LETTERS TO THE EDITOR, House Demolished

| December 4, 2019 | 1 Comment

SEVERAL readers wrote about the demolition of a home on Citrus Avenue, top.

‘Historic Citrus Ave. house quickly
demolished’

This is so sad and infuriating! Having been in the home many times, I can attest that it had been lovingly and professionally maintained and was NOT a teardown. In fact, there had been recent upgrades to the plumbing, etc. The deceptive way [the buyers] went about it is disgusting and this is a huge loss to the neighborhood.
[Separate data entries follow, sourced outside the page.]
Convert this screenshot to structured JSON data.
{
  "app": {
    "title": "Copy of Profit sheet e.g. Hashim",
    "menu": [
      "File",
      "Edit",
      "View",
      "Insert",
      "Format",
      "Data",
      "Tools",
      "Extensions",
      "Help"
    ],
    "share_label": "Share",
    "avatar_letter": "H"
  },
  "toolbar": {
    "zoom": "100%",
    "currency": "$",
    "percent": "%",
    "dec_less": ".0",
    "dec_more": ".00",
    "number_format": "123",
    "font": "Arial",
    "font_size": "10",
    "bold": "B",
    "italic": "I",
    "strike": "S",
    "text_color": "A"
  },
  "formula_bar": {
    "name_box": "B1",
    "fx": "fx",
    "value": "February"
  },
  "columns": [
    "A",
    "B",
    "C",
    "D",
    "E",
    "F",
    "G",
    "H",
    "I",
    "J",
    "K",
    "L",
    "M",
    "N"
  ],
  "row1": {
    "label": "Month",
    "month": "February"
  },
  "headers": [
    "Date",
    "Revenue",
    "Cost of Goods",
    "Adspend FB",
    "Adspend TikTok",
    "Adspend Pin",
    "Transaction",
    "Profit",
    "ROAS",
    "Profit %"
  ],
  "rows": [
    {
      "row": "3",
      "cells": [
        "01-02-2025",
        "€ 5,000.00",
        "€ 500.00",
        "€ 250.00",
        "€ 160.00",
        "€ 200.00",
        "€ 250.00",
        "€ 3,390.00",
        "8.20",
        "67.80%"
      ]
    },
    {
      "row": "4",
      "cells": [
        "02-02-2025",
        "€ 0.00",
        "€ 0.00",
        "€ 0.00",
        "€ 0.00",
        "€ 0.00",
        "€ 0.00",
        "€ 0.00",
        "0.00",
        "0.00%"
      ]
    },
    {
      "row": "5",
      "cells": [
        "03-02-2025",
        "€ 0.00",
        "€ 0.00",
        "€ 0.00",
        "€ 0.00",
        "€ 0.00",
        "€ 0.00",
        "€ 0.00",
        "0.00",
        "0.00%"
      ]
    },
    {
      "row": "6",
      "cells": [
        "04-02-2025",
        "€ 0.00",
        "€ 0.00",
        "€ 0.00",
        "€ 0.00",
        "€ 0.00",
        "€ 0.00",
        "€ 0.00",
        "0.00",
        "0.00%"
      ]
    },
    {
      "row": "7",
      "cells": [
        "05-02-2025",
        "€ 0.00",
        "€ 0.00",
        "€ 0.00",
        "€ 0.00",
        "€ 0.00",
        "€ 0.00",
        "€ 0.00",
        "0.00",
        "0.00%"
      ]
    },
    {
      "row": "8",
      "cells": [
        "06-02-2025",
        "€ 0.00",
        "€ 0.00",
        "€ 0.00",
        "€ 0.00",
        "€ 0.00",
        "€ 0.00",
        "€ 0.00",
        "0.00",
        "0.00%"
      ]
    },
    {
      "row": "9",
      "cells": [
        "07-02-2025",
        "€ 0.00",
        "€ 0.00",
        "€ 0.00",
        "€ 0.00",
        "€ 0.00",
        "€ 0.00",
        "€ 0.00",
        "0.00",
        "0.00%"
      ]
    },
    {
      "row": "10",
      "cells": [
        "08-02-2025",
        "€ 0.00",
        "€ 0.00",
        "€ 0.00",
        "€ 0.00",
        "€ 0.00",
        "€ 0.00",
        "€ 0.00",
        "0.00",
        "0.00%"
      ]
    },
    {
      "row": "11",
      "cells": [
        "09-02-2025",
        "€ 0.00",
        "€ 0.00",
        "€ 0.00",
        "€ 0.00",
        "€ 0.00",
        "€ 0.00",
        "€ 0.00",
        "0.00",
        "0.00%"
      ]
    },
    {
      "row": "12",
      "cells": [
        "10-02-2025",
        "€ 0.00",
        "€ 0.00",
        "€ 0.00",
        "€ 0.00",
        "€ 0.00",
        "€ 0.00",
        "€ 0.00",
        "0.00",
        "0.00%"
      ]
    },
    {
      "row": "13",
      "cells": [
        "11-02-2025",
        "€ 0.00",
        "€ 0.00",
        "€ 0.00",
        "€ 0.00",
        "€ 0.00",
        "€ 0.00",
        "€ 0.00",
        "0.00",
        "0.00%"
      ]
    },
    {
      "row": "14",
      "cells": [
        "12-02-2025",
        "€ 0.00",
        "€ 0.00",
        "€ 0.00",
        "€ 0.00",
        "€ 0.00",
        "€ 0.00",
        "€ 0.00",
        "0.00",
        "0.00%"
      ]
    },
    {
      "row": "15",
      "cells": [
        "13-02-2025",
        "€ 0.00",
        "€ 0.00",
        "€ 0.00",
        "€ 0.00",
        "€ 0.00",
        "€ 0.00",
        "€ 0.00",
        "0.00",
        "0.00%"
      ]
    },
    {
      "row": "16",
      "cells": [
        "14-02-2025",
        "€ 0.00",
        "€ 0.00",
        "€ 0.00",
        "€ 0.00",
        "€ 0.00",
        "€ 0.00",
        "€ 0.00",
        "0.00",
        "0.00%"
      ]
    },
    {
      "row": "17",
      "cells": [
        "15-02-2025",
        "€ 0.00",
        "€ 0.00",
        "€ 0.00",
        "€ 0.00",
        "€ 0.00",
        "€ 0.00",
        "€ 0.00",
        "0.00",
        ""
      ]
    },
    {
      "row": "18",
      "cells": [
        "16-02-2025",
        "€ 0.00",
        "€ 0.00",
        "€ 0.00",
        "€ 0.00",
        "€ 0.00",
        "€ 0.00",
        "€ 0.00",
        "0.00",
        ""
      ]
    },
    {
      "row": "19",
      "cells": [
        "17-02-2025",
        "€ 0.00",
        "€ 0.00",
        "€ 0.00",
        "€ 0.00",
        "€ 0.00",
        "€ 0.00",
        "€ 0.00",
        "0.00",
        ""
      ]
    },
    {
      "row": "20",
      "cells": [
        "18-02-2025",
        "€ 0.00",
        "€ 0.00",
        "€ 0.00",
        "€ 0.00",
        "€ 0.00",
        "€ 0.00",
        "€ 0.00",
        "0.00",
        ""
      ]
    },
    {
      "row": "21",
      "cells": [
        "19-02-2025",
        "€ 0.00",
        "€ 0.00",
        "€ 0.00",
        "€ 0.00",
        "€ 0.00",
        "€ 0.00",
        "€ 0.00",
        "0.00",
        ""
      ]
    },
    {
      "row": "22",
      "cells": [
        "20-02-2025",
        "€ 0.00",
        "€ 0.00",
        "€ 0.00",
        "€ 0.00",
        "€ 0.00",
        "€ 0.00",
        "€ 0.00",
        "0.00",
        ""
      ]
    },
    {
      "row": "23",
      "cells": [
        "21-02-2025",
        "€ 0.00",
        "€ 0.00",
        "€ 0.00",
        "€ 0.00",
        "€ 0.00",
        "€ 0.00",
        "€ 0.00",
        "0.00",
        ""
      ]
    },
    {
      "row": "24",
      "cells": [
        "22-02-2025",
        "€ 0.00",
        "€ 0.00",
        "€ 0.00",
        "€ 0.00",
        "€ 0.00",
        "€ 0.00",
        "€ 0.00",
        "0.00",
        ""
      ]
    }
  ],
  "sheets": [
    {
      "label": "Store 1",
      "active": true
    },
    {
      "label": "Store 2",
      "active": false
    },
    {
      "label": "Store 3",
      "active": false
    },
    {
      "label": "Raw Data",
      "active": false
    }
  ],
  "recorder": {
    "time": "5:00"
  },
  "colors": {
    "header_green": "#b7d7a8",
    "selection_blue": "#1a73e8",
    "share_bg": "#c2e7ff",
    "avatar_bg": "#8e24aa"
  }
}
I hope that someone is watering those beautiful sycamore trees while that lot sits vacant.
Gabe M.
Sherman Oaks

That letter to the sellers is as underhanded as it gets. Anything to get their offer accepted! As a realtor, most of the dishonesty I’ve seen is on the part of the public — not the real estate agents who get a bad rap for being shady.
Clint Lohr
Glendale

The neighbors didn’t stand around watching; I for one stood in front of the bulldozer while the workers went around us with axes to hack out the leaded glass windows and hand carved beams and to deface the facade in a matter of minutes. The neighborhood is distraught, but through lies, deception, manipulation and not following the law regarding posting intent to demolish signs, Reuven and Shevy Gradon got exactly what they wanted. We look forward to welcoming them to the neighborhood.
Johnson Hartig
N. Citrus Ave.

This was such a beautiful and special home! It is devastating it is gone and extremely disappointing that lies were told that it would remain protected and loved by the new owners. And that letter is so morally corrupt after what he did. What a disgrace! And I wish he would have decided to at least remove parts of the house in a historical preservation way. I would have bought a number of parts of that incredible home.
Kat J.
N. Las Palmas Ave.

I completely agree — so sad that deception was used to tear down a beautiful home.
Casey Towle

Thanks for a great article that focuses on what truly matters in this case. I’m a property rights kind of guy, and it’s a shame to lose such a lovely house. But the real travesty is that we now have a morally bankrupt, lying [person] living in our neighborhood that sold his name and soul for a piece of dirt. Thanks for exposing him, and may karma act swiftly.
Mansfield Neighbor

Isn’t this a violation of the Demolition Notification Ordinance (Scorched Earth), and can’t this Gradon putz be subjected to a 15-year moratorium on building in that now-vacant spot?
Gregory Z.
Hollywood, CA

I live on North Mansfield Avenue, one block west of the recent thoughtless and unnecessary demolition of the home at 361 North Citrus Avenue. I did not have the pleasure of knowing the Cole family who previously lived at this location, but I did know another family who lived there prior to the Coles. Like the Coles, this family sold the property to the Coles with the express desire that the house be preserved.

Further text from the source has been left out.